Frederick Kiesler’s Magic Architecture:
Caves, Animals, and Tools from the Prehistoric to the Atomic Era

Spyros Papapetros (Greece)

Alt Art Space


“According to [Frederick] Kiesler… houses are primarily ‘defense mechanisms,’ acting as shields against the belligerent environment, both natural and manmade. The first human shelter, the cave, is not a fixed natural enclosure, but the first product of human design: originally altered in height by man’s own hands to support his newly-acquired bipedal state, the cave gradually becomes detached from the rock and transforms into a portable umbrella hut adapting to humanity’s pre-agricultural nomadic condition.
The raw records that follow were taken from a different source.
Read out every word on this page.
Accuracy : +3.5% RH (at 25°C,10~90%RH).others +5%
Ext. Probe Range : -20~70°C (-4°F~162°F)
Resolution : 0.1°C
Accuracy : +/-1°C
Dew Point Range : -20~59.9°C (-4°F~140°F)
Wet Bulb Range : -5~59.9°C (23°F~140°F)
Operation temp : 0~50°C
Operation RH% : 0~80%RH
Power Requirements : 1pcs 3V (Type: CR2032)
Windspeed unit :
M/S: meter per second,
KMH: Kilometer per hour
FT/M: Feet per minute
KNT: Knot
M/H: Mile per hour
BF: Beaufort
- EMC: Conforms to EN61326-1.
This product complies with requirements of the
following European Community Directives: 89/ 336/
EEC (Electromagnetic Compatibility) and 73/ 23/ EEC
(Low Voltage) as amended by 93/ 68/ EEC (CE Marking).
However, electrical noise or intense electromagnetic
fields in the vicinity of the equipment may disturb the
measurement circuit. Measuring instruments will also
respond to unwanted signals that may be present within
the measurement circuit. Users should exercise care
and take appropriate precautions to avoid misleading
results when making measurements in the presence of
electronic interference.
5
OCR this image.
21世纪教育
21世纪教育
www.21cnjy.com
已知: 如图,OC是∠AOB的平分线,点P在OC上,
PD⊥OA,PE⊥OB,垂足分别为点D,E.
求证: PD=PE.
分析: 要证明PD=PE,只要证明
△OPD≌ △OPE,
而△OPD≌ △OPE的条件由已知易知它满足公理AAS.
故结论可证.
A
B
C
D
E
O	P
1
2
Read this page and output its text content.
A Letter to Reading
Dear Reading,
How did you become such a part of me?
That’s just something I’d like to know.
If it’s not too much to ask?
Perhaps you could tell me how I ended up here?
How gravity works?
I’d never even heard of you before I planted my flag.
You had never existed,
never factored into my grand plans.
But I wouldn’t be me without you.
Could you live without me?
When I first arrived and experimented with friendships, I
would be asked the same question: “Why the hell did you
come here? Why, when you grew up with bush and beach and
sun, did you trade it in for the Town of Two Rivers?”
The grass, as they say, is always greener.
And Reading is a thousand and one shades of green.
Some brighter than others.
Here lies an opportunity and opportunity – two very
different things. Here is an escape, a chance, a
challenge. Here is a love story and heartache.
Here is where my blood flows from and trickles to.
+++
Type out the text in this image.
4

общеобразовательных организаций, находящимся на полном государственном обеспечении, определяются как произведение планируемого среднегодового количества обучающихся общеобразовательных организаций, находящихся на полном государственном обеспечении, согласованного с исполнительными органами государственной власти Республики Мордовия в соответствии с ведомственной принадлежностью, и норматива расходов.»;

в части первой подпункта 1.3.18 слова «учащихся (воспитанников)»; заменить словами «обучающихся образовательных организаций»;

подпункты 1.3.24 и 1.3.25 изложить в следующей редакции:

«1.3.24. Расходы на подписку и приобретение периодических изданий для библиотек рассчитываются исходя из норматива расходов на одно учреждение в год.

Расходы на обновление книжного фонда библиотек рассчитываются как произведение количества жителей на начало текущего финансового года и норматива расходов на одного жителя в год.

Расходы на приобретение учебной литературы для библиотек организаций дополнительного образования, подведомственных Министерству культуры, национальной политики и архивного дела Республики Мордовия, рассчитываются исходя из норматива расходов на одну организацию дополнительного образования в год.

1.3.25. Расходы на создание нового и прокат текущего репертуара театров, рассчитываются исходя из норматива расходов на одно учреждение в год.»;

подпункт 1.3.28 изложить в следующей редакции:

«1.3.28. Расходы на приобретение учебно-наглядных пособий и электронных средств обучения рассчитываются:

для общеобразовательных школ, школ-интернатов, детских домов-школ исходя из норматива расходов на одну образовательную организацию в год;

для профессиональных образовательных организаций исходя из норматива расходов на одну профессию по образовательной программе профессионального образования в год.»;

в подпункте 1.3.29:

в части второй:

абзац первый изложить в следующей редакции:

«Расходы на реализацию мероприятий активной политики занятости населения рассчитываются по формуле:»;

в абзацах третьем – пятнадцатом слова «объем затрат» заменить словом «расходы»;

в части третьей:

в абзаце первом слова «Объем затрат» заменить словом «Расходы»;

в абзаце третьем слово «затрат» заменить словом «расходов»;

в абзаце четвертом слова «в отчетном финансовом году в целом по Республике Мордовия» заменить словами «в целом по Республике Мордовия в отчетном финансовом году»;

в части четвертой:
Once the human groups settle on a spatially-demarcated territory, the cave becomes stationary yet starts transforming disproportionally in size, ranging from the colossal religious monuments of ancient civilizations to the ‘slums for the people that build them,’ thus projecting the vast inequalities in sociopolitical hierarchy consolidated by millennia of human design.” –SP

Frederick Kiesler’s Magic Architecture is a film installation on Austrian-American architect Frederick Kiesler’s unpublished book manuscript Magic Architecture (Its Origins and Future): The Story of Human Housing (ca. 1945-47). The film focuses on the architect’s descriptions of the first human shelters in caves and trees, as well as animal structures, and the creation of the first tools made of natural materials. Kiesler appears to suggest that while constantly reinventing our origins, humans ultimately design their own end.